Aujourd’hui, rien. Enfin si : 400 bornes de bitume (faut qu’on avance) et une centaine de piste dont 50 de nuit dans des chemins hyper trialisants à flanc de falaise du côté de Plages Blanches. Tout ça, c’est la faute au temps. Au temps qui a bouffé ma madeleine de Proust (tu sais ces petits moments de réminiscence ton enfance ou pas, une odeur, une sensation qui ressurgissent sans que tu t’y attende) ! Bref, à cause de cette madeleine, je tenais absolument à venir ici, à Foum Assaka. Trois ruines posées là, face à l’océan Atlantique entre Agadir et Tan Tan.

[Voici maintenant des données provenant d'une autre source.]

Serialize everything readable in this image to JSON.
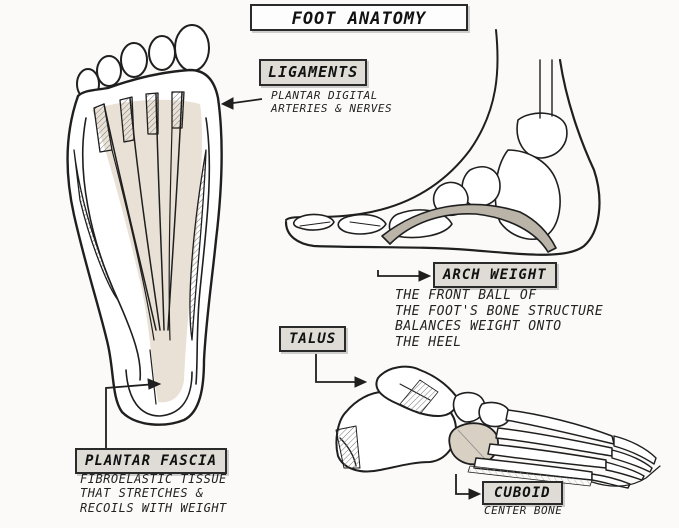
{
  "title": "FOOT ANATOMY",
  "labels": {
    "ligaments": {
      "heading": "LIGAMENTS",
      "lines": [
        "PLANTAR DIGITAL",
        "ARTERIES & NERVES"
      ]
    },
    "arch_weight": {
      "heading": "ARCH WEIGHT",
      "lines": [
        "THE FRONT BALL OF",
        "THE FOOT'S BONE STRUCTURE",
        "BALANCES WEIGHT ONTO",
        "THE HEEL"
      ]
    },
    "talus": {
      "heading": "TALUS"
    },
    "plantar_fascia": {
      "heading": "PLANTAR FASCIA",
      "lines": [
        "FIBROELASTIC TISSUE",
        "THAT STRETCHES &",
        "RECOILS WITH WEIGHT"
      ]
    },
    "cuboid": {
      "heading": "CUBOID",
      "lines": [
        "CENTER BONE"
      ]
    }
  },
  "colors": {
    "ink": "#1f1f1f",
    "paper": "#fbfaf8",
    "tissue": "#e9e1d6",
    "shade": "#9a9a9a",
    "label_fill": "#c8c3b9"
  }
}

Assieds toi, je te raconte. Imagine toi avoir fait Paris/Belfort sur une Honda 400 XR (la CRF de l’époque) en plein hiver, puis Belfort /Agadir en 4 x 4 pour entâmer des recos et tracer un nouveau parcours pour Trail Rando. Il fait nuit, ça fait quatre jours qu’on roule sous la pluie et par un froid de gueux (même au Maroc c’est possible) nous guidant à la carte et à la boussole. Philippe mon pote d’infortune a pour habitude de ne pas manger et de ne jamais s’arrêter ! Éventuellement un bout de pain et une orange, au moins t’es sûr d’en trouver partout et de ne jamais être déçu!

Mais moi, au bout de quatre jours de ce traitement, je sens mon petit corps défaillir ! Encore une saloperie d’oued bien gonflé par les pluies à franchir. Ni une, ni deux, je prends mon élan et finis à plat ventre au fond de l’oued. Trempé, transi de froid, tout comme les fringues et le duvet qui sont d’ailleurs dans mon sac à dos. Ne rien dire, aller jusqu’au bout de soi … sauf que je sens qu’on est bien au bord là. Du bout du moi. Devant nous, une falaise et 20 mètres en contrebas, l’Atlantique qui gronde ! Un improbable chemin accroché à flan de falaise nous ouvre les portes de la plage. Ok mais pour quoi faire ? Un pêcheur vient à notre rencontre et nous propose l’hospitalité… dans sa cabane sans toît! Ok, Allah est grand mais là, je commence à bouillir … malgré le froid, je sais pas si tu me suis ! On remonte sur les meules pour faire 20 bornes plein nord sur la plage et tomber sur l’oued Noun , lui aussi gorgé d’eau. Sans rire, à la lueur de nos phares faiblards, on dirait la puissance du Zambèze ! P…., j’ai envie de craquer !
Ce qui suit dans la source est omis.